Daniel wer??? Für alle, die den 31 Jahre alten ehemaligen 1860-Spieler nicht kennen: dieser Mann spielt beim FC Augsburg. Und zwar bockstark, herausragend, seit mehreren Jahren unter dem Radar. Mit Daniel Baier haben wir wohl den geheimen Hipster der Bundesliga ausgegraben. Er hat alle Spiele bestritten, wurde nur einmal in der 85. Minute ausgewechselt. Als Kopf der Augsburger Überraschungsmannschaft (Platz 5) ist er der verlängerte Arm von Markus Weinzierl. Aus der Tiefe baut er das Spiel geschickt auf, weiß immer vorher, was der Gegner macht und wohin er sich bewegt. Kämpfer und kreatives Genie zugleich – ohne Daniel Baier wäre Augsburg definitiv nicht in Europa gelandet. So einen Mann brauchen wir auch hier. Er ist unsere Erfahrung im Mittelfeld. Merken sie sich diesen Mann!

Angriff:

Robert Lewandowski

Robert wer??? Spaß beiseite, dieser Pole ist wahrlich kein Daniel Baier. Jeder kennt ihn, jeder weiß was er macht und nicht macht. Jedoch, es gibt eigentlich nichts, was dieser Kerl nicht macht. Tore schießen, Tore vorbereiten, Konterspiel, Ballbesitzspiel, Abschirmen, Spielzüge einleiten, defensives Pressing, Zweikämpfe bestreiten, mit Kieferbruch Fußball spielen, Angst und Schrecken beim Gegner verbreiten. Und dennoch wurde er zu Beginn seiner Zeit beim FC Bayern München kritisiert. Zu wenige Tore würde er schießen, untergehen würde er zwischen der Flügelzange Ribery und Robben. Fußballdeutschland schaffte es wieder einmal nicht, ordentlich zu differenzieren. In Dortmund war das gesamte Offensivspiel auf ihn zugeschnitten, in München nicht. Diese Umstellung war Lewandowski bewusst und diese hat er mit Bravour gemeistert. Als zentraler Fixpunkt der Bayern-Offensive war er mitentscheidend für die Dominanz der Münchner in der Hinrunde. Als Robbery dann ausfiel, blieb nur er übrig. Und dabei zeigte er, wie wichtig er für die Bayern in wenigen Monaten geworden ist. Am Ende stehen 25 Tore und 13 Vorlagen in 49 Spielen. Robert, der beste Mittelstürmer der Liga.

Trainer:

Lucien Favre

Der Schweizer Ex-Herthaner ist für Gladbach das, was Klopp für Dortmund war. Identifikationsfigur, Vater des Erfolgs. Auch wenn er weniger verrückt an der Linie herumspringt (der Mann ist ja auch etwas älter) und es ihm gelingt, in Diskussionen mit dem Schiedsrichter seine Gesichtszüge unter Kontrolle zu halten, so hinkt der Vergleich nicht.
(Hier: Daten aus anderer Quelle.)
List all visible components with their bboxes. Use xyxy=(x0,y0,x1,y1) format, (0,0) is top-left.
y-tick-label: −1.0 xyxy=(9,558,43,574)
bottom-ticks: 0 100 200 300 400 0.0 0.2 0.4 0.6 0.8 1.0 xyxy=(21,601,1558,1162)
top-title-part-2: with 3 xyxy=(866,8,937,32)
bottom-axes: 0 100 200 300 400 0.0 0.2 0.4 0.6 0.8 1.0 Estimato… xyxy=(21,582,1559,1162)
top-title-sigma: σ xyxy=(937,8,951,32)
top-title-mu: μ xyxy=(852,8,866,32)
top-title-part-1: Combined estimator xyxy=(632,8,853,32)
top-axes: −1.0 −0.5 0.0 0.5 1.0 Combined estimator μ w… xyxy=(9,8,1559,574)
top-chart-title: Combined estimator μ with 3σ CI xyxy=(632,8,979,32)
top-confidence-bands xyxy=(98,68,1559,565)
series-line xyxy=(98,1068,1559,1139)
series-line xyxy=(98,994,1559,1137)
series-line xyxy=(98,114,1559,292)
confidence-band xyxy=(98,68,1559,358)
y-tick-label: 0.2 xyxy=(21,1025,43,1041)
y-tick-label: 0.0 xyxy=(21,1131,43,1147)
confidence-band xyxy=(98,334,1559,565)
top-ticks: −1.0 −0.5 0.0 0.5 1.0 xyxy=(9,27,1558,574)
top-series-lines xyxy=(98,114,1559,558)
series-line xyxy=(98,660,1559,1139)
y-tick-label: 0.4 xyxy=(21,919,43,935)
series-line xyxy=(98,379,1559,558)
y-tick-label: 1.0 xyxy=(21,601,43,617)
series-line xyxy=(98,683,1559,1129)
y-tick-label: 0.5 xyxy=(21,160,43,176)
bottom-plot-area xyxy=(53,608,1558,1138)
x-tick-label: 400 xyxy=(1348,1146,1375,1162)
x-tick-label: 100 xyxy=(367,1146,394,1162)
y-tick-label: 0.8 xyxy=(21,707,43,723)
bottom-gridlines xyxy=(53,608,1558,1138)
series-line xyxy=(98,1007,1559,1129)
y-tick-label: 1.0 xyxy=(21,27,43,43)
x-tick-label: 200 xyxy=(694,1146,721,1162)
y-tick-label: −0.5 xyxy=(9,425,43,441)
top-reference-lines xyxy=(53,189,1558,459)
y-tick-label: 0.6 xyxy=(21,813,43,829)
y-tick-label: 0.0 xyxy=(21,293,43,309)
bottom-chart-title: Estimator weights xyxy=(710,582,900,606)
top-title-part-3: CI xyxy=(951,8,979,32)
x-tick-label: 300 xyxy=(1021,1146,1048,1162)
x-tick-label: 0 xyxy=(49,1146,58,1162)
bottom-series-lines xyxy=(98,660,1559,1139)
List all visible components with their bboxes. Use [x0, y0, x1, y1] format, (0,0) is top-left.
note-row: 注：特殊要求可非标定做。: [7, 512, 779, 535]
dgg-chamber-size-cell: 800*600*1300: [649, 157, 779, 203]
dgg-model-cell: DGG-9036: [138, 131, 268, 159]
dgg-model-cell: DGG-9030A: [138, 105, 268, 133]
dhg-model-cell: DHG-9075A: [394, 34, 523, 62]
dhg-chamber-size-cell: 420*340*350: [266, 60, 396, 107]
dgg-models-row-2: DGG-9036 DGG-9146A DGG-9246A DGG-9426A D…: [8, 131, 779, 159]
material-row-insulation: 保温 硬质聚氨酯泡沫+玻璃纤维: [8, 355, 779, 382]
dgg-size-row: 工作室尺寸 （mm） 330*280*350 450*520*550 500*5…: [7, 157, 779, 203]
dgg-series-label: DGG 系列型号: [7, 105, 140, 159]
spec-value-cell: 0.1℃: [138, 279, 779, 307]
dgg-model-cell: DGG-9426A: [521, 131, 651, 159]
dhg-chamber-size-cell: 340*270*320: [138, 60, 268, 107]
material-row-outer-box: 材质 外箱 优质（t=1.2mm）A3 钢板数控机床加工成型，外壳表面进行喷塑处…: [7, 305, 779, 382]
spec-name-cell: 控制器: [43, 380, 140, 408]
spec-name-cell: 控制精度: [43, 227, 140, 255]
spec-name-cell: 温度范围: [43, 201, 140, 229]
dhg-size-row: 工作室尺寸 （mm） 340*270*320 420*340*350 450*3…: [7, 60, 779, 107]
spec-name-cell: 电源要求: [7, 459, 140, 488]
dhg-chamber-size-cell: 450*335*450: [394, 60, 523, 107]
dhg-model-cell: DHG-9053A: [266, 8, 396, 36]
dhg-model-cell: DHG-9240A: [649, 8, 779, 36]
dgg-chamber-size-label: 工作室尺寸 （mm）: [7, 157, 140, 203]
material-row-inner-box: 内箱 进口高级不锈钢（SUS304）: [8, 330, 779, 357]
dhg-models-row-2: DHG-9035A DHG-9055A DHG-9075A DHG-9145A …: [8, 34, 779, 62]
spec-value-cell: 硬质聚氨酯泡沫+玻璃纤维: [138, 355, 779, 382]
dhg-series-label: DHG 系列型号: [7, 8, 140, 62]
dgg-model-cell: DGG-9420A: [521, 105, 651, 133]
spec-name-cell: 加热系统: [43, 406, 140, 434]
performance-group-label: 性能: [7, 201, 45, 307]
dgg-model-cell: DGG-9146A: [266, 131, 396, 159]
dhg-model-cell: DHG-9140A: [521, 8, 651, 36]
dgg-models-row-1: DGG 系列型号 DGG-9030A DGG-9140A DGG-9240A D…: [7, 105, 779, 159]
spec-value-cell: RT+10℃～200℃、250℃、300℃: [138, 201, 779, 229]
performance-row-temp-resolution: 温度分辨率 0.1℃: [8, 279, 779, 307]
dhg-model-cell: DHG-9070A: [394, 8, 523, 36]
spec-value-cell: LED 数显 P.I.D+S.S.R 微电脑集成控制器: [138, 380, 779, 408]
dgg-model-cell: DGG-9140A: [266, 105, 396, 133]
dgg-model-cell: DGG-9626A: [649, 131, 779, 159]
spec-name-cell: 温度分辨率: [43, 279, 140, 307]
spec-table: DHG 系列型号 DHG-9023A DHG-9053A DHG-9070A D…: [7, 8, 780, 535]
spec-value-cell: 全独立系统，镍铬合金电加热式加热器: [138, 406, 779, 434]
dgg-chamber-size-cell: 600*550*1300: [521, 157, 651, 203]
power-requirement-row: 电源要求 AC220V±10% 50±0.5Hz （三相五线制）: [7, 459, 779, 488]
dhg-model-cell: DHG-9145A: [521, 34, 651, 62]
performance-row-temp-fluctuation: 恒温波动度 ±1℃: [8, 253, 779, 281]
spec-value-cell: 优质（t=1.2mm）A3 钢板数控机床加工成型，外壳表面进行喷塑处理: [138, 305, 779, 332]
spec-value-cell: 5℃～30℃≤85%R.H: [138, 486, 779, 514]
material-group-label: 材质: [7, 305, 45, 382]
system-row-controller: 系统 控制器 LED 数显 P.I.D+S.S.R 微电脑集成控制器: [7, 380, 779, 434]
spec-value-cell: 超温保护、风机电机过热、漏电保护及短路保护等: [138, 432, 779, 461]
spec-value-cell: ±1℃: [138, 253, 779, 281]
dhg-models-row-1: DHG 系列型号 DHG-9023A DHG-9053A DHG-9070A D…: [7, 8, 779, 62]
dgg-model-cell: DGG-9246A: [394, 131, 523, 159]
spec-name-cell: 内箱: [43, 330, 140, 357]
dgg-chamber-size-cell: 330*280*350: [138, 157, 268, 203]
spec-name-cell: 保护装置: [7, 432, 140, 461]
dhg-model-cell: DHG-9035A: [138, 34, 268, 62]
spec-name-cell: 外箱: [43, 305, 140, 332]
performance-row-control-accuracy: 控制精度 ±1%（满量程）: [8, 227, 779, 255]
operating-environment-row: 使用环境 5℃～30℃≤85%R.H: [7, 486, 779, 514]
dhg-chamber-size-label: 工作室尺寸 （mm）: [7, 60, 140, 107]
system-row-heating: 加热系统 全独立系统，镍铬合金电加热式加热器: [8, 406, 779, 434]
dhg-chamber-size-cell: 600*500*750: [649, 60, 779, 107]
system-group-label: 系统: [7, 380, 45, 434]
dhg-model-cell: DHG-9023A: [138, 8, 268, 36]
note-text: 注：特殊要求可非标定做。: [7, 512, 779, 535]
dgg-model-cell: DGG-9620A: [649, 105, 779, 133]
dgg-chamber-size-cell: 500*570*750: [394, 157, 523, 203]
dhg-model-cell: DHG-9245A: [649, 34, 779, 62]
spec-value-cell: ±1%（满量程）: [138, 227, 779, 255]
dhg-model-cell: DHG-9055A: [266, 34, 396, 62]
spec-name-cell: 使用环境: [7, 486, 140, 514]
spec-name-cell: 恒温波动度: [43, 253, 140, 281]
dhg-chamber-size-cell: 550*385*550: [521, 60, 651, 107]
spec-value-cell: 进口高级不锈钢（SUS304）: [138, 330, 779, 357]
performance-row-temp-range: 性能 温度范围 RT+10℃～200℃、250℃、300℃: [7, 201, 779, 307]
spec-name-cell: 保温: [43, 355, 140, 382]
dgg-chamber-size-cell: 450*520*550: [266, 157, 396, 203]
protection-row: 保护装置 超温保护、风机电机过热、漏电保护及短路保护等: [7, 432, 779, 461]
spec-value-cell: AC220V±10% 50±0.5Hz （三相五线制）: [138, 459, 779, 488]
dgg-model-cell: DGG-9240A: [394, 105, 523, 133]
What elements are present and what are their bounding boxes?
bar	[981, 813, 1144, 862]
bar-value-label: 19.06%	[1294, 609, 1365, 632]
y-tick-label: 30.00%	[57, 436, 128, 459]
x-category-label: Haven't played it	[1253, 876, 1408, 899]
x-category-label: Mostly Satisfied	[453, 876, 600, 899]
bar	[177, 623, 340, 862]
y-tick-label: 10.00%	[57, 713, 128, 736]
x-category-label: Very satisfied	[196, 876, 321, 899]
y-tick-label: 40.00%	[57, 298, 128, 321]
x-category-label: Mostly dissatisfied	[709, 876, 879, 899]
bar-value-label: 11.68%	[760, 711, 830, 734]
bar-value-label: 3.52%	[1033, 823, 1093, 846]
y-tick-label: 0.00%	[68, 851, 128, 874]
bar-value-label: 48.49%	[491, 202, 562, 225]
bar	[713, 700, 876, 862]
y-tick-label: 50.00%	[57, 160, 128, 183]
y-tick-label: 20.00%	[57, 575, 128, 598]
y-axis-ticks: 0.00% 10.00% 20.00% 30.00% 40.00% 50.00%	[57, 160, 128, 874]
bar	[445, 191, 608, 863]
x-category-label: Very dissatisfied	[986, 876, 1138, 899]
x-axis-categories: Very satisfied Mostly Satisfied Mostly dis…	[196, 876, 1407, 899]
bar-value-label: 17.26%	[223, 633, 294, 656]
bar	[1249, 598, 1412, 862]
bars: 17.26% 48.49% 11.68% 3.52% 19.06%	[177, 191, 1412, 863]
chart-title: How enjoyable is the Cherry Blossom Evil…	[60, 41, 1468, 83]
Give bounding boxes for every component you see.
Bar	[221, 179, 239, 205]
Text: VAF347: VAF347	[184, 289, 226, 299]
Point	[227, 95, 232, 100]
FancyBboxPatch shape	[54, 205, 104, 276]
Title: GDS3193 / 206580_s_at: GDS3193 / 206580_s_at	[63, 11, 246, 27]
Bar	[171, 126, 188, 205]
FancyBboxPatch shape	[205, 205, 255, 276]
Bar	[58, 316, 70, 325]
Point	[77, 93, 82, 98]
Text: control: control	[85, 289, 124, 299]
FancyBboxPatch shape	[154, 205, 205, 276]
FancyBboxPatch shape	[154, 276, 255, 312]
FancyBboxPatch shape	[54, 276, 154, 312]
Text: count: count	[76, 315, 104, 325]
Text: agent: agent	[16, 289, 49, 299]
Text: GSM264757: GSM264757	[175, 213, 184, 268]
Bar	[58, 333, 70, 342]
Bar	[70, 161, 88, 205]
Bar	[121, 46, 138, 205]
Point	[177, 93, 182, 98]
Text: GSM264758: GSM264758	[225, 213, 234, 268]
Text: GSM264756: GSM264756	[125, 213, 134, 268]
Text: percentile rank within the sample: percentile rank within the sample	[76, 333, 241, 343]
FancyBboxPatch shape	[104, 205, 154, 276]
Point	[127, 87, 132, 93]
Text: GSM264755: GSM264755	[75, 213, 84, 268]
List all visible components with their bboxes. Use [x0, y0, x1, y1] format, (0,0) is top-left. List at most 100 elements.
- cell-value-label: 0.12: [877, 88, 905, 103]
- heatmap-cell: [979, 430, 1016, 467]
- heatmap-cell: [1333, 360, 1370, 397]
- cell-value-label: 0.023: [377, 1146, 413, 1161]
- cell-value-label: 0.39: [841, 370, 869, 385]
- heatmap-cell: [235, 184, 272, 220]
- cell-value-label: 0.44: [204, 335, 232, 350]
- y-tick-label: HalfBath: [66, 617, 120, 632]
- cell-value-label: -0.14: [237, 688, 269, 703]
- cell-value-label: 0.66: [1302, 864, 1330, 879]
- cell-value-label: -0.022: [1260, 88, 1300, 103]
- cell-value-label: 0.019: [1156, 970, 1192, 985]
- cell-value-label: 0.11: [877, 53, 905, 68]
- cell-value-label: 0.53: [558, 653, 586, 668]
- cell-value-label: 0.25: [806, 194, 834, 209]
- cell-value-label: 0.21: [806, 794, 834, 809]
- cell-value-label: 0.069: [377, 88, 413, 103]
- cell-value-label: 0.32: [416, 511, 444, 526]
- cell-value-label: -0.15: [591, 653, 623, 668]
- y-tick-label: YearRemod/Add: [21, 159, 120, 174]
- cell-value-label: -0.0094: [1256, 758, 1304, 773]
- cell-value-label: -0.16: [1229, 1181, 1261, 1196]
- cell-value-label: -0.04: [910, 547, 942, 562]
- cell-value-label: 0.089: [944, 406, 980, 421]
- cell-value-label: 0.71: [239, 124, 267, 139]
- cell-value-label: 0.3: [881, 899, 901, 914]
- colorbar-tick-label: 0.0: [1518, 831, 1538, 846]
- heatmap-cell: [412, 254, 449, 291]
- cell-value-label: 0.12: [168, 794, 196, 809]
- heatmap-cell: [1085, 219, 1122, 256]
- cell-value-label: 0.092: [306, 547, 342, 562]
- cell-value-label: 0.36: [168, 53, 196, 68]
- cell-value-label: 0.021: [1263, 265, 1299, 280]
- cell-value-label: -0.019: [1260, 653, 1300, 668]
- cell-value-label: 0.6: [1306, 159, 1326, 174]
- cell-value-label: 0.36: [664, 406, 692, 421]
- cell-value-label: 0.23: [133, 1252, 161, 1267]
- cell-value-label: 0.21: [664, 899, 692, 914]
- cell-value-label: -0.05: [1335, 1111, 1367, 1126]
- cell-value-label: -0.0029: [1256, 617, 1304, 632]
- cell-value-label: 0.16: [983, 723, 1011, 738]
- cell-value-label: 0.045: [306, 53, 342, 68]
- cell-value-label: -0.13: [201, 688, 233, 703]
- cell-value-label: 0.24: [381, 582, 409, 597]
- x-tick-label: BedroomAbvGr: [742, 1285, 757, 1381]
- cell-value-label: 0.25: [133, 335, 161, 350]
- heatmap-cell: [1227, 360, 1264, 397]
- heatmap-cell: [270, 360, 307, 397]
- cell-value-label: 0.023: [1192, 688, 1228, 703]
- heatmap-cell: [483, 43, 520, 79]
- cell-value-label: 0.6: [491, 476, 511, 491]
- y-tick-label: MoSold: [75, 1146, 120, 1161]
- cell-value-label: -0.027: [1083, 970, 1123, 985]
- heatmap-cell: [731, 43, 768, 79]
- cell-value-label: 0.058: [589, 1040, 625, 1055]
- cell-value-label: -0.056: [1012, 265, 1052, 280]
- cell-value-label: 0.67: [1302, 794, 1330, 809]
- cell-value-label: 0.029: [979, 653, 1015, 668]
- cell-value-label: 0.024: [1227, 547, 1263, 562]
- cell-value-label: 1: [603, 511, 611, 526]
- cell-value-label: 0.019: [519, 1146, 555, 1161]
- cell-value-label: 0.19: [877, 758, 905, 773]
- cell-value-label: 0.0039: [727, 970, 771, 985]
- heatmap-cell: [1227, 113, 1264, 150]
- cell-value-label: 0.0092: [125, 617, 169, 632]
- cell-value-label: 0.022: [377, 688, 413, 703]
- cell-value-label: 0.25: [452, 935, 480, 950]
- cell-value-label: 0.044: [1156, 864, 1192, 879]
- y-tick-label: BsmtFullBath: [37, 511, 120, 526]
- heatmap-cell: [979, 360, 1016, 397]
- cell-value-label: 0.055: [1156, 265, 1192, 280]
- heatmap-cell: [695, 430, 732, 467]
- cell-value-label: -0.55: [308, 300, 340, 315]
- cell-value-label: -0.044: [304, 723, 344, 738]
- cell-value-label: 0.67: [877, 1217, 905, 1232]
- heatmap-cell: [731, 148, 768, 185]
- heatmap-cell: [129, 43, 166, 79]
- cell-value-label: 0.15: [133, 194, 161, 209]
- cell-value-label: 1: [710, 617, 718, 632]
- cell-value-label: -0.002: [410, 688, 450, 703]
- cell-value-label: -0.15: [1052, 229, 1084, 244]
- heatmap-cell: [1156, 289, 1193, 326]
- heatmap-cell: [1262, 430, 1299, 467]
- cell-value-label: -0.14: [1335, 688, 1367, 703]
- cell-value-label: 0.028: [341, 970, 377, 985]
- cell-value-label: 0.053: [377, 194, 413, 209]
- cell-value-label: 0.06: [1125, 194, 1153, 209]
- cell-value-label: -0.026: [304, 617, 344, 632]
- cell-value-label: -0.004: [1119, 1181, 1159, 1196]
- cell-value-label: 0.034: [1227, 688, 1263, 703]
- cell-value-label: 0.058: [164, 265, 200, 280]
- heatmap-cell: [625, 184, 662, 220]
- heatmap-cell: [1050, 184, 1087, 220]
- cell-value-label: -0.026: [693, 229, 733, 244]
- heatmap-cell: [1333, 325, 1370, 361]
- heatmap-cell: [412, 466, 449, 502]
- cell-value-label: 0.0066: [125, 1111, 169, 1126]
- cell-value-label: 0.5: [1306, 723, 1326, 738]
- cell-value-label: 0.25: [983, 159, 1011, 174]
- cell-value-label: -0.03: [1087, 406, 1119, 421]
Er machte binnen kurzer Zeit aus einem Fast-Absteiger kontinuierlich einen Champions League Teilnehmer. Trotz entscheidender Abgänge (Reus, Dante, Ter Stegen) und trotz Doppel- und Dreifachbelastungen zog er seinen Stiefel durch. Und lässt dabei herausragenden Fußball spielen. Er erinnert Gladbach an die goldenen Jahre um Netzer und Co. – eine Meisterschaft erscheint nicht unrealistisch. Unsere Elf darf er jedenfalls coachen. Dieser Taktik-Professor bringt schon mal 50% des Sieges.